Though caption fails like these can be funny, the truth is they are no laughing matter for the millions who rely on captions every day for information and entertainment. Poor-quality captions, even on something as well-known as the national anthem, can leave viewers confused, frustrated, and angry.
The Problem with Live Songs
Though the quality of ASR captions has improved in recent years, there still are problems that auto-captions have yet to figure out. Song lyrics being one of them.
The national anthem ─ like many songs ─ can be difficult for an ASR engine to figure out, said Adi Margolin, Verbit’s Director of Product Management.
One problem area is that songs can feature a variety of vocal techniques and skills, such as rapping, singing in different registers, or the intensity in which lyrics are voiced. ASR systems, however, typically are trained on the spoken language and may not be able to accurately recognize different vocal styles.
Furthermore, vocalists often stress words in a way that ASR doesn’t understand. And when it’s a live performance, like “The Star-Spangled Banner” at a sporting event, the engine has split seconds to decide what it’s hearing, and when words are drawn out and pronounced in ways they aren’t normally spoken, it makes it difficult for the engine.
Songs also can contain non-standard vocabulary and grammar, including slang, idioms, and poetic language not commonly found in everyday speech (think “O’er the ramparts”). As a result, the ASR may not have been trained on enough data to accurately recognize these words and phrases.
That said, ASR models can be trained to identify “The Star-Spangled Banner” or any other national anthem. The problem, however, is captioning a national anthem (or a halftime pop-song performance, for that matter) is not the sole purpose of the engine. The ASR also needs to properly caption the sporting event itself – player information, game action, scoring details, in-stadium announcements, etc.
And it’s in this dual responsibility of the engine – where it’s being asked to accurately caption in two content worlds and within two different training sets (specifically, the language and tempo of a sporting event vs. the vocal range and lyrical nature of songs) – that the challenges lie.

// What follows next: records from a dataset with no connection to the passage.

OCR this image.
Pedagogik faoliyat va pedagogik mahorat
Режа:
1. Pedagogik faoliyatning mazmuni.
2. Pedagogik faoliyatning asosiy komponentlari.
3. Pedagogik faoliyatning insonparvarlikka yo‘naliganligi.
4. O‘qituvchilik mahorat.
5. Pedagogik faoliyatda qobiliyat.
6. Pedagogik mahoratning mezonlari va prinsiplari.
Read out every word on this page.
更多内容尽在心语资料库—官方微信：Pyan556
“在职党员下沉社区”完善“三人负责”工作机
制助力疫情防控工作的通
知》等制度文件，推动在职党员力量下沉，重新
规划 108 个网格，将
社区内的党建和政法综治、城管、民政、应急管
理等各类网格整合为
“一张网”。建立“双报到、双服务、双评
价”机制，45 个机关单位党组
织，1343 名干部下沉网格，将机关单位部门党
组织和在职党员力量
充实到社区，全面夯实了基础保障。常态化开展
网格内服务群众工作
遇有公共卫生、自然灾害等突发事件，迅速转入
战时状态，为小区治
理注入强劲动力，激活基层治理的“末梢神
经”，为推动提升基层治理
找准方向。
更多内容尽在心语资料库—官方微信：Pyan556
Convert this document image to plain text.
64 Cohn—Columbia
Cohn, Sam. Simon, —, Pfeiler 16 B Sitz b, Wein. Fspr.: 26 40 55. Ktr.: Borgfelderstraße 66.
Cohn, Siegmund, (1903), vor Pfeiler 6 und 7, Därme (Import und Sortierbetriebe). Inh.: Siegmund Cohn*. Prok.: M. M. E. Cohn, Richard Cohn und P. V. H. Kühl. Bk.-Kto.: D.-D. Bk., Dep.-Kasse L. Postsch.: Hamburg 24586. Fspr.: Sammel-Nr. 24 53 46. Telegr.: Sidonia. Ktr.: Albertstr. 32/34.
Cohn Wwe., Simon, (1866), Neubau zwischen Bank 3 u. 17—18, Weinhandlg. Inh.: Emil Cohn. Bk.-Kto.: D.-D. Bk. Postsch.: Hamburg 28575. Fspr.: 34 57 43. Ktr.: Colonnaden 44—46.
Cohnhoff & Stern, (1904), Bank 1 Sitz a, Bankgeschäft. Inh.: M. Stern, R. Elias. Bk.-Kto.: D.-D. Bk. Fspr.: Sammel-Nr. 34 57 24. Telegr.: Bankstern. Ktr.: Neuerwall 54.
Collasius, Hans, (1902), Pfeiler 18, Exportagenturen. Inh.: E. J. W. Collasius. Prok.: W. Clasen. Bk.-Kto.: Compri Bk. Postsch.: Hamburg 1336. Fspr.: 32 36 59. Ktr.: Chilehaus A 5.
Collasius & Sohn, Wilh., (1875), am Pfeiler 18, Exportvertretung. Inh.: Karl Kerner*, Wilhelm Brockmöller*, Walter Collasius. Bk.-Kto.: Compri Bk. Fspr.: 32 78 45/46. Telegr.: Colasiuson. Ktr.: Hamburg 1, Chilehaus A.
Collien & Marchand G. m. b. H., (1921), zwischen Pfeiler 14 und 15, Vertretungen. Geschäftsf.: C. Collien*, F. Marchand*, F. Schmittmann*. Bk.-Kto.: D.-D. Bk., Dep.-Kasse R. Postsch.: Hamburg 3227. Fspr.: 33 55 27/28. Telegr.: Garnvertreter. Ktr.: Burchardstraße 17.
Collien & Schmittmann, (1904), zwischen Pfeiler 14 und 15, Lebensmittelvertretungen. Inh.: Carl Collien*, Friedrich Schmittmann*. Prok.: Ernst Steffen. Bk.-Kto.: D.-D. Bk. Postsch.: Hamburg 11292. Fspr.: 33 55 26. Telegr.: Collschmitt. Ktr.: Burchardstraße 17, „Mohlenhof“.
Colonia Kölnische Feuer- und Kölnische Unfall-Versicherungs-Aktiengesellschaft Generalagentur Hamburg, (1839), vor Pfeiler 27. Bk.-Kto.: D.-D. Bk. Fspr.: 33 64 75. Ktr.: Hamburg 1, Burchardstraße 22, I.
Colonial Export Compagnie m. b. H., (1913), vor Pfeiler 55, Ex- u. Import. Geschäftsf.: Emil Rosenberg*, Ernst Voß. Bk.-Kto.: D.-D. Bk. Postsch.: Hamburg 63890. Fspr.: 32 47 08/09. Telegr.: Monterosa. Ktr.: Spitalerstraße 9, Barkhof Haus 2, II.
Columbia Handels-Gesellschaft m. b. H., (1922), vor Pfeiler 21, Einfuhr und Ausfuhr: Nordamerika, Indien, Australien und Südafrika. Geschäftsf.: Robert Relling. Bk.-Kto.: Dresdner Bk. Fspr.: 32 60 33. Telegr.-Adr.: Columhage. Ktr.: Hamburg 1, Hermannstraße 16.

Customized, Trained ASR Solutions
Though ASR might not always be able to get the lyric right, the technology is constantly advancing.
At VITAC, we’re always looking to improve our already high-quality ASR offering. Our proprietary ASR solution is built on a custom, always-trained engine developed by captioning, speech, and machine-learning experts. It’s designed with customers in mind and is adaptable to specific programs, events, and needs. Our preparation team trains the engine on customers’ individual content ─ reviewing previous captioned material and adding prep terms to improve the accuracy of the client-specific ASR models throughout.
And because live music performances often include background noise (loud instruments, crowds, applause) that can make it difficult for ASR systems to distinguish between speech and non-speech sounds, our engine features audio filtering that enables it to hear the most transparent audio.
Through further testing and training, we’re confident that we’ll have a stronger solution for captioning live music and help everyone to correctly “name that tune.”